His 3-run homer in the first inning off Shoehi Othani in Game 7 appeared to be the winning blow going into the in the eight inning with the Blue Jays holding onto a 4-2 lead.  It looked like the “icing on the cake” of an unlikely series victory. He was poised to celebrate with Vlad Guerrero his close friend since they played together in the minor leagues and in the Blue Jays system.

The team played for each other and there are stories up and down the line-up worth noting – going from Bieber, Scherzer, Guerrero, Springer, Lukes, Schneider, Straw, Kiner-Falefa, Barger, Kirk, Varsho, Clement, Gimenez, Varland, Bassitt, Yesavage, Hoffman, Dominguez, Gusman, Fluharty, to France.  You can look at contributions — however small but nonetheless significant — starting with Vladdys performance to players like Straw and France.  Every player on the list had an impact in this series.

Mitch Bannon the Staff Writer for the Blue Jays has followed the team the entire season. He has seen the team develop and jell over the course of the season and how he describes the aftermath in the clubhouse was very emotional.  Like me, I expect he was getting prepared to write about this incredible World Series victory – the first one since 1994 and the Joe Carter walk off.  He was also getting ready cite the unity of the team and how this was all possible to conquer the mighty Dodgers.

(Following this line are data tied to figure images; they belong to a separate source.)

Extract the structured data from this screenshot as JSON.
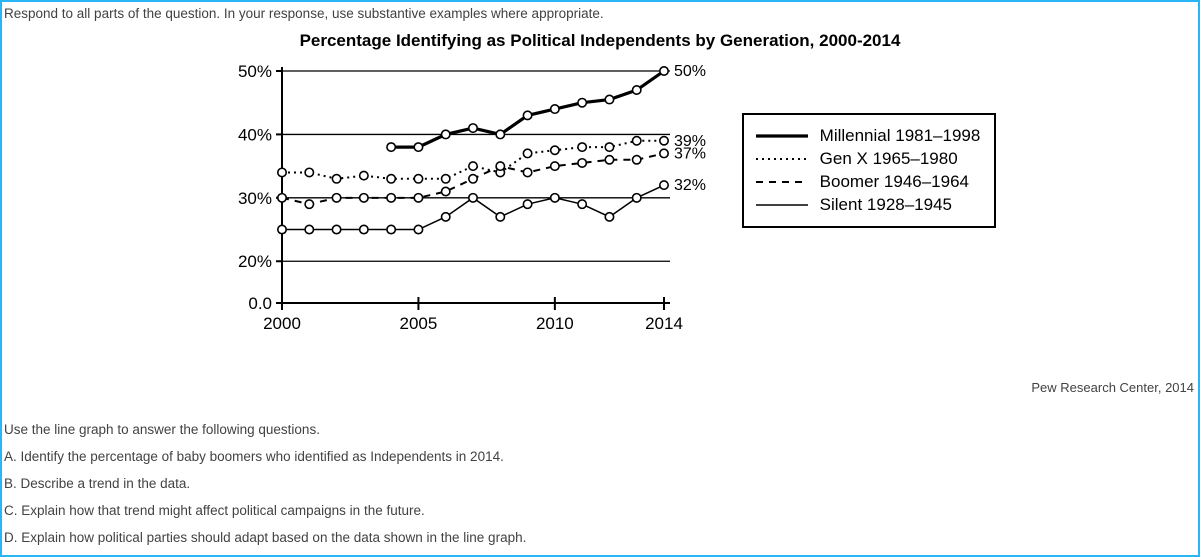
{
  "instruction": "Respond to all parts of the question. In your response, use substantive examples where appropriate.",
  "chart": {
    "type": "line",
    "title": "Percentage Identifying as Political Independents by Generation, 2000-2014",
    "title_fontsize": 17,
    "background_color": "#ffffff",
    "axis_color": "#000000",
    "axis_width": 2,
    "marker_radius": 4.2,
    "marker_fill": "#ffffff",
    "marker_stroke": "#000000",
    "x": {
      "years": [
        2000,
        2001,
        2002,
        2003,
        2004,
        2005,
        2006,
        2007,
        2008,
        2009,
        2010,
        2011,
        2012,
        2013,
        2014
      ],
      "ticks": [
        2000,
        2005,
        2010,
        2014
      ],
      "tick_labels": [
        "2000",
        "2005",
        "2010",
        "2014"
      ],
      "label_fontsize": 17
    },
    "y": {
      "min": 0,
      "max": 50,
      "ticks": [
        0,
        20,
        30,
        40,
        50
      ],
      "tick_labels": [
        "0.0",
        "20%",
        "30%",
        "40%",
        "50%"
      ],
      "gridlines": [
        20,
        30,
        40,
        50
      ],
      "grid_color": "#000000",
      "grid_width": 1.3,
      "label_fontsize": 17
    },
    "series": [
      {
        "name": "Millennial 1981–1998",
        "style": "solid_thick",
        "line_width": 3.2,
        "dash": "",
        "end_label": "50%",
        "values": [
          null,
          null,
          null,
          null,
          38,
          38,
          40,
          41,
          40,
          43,
          44,
          45,
          45.5,
          47,
          50
        ]
      },
      {
        "name": "Gen X 1965–1980",
        "style": "dotted",
        "line_width": 2,
        "dash": "2,4",
        "end_label": "39%",
        "values": [
          34,
          34,
          33,
          33.5,
          33,
          33,
          33,
          35,
          34,
          37,
          37.5,
          38,
          38,
          39,
          39
        ]
      },
      {
        "name": "Boomer 1946–1964",
        "style": "dashed",
        "line_width": 2,
        "dash": "7,6",
        "end_label": "37%",
        "values": [
          30,
          29,
          30,
          30,
          30,
          30,
          31,
          33,
          35,
          34,
          35,
          35.5,
          36,
          36,
          37
        ]
      },
      {
        "name": "Silent 1928–1945",
        "style": "solid_thin",
        "line_width": 1.5,
        "dash": "",
        "end_label": "32%",
        "values": [
          25,
          25,
          25,
          25,
          25,
          25,
          27,
          30,
          27,
          29,
          30,
          29,
          27,
          30,
          32
        ]
      }
    ]
  },
  "source": "Pew Research Center, 2014",
  "questions": {
    "lead": "Use the line graph to answer the following questions.",
    "items": [
      "A. Identify the percentage of baby boomers who identified as Independents in 2014.",
      "B. Describe a trend in the data.",
      "C. Explain how that trend might affect political campaigns in the future.",
      "D. Explain how political parties should adapt based on the data shown in the line graph."
    ]
  }
}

Again, it did not happen, but Bannon was able to capture nonetheless the aftermath and the sense of loss and remembrance. The game ended at 12:17 and I find it amazing he would publish this for The Athletic by 6:45 am.

“I’ve been crying for probably an hour,” Ernie Clement said. “I thought I was done with the tears, but I love these guys so much.” I was the only quote in Mitch’s piece, but it captured the mood in the clubhouse how united and connected this team was.

The sorrow was not so much the loss and the chance for the fanbase and Canada to celebrate an unlikely accomplishment for the heavy underdog Blue Jays who had finished in last place in their division in 2024. They also had an amazing 49 comeback.

It was more. It was a chance for Vlad Guerrero and Bo Bichette who grew up together in the minor leagues into major leaguers to celebrate Bo’s Game 7 home run that appeared to be enough to take them to a title.

The hugs and tears in the clubhouse will linger as will all the exciting and thrilling moments of each series victory or loss. We will not forget Hall of Famer Max Sherzer’s effort that evening or Bichette’s blast, or Vladdy’s performance throughout the series or the emergence of Trey Yesavage, George Springer’s key hits among many others, Manager John Schneider’s management skills strategically and emotionally, and this is just a partial list.

Bichette said it best – “I wished we could have won it together. I wish we could’ve shared that moment together.” That was the biggest loss.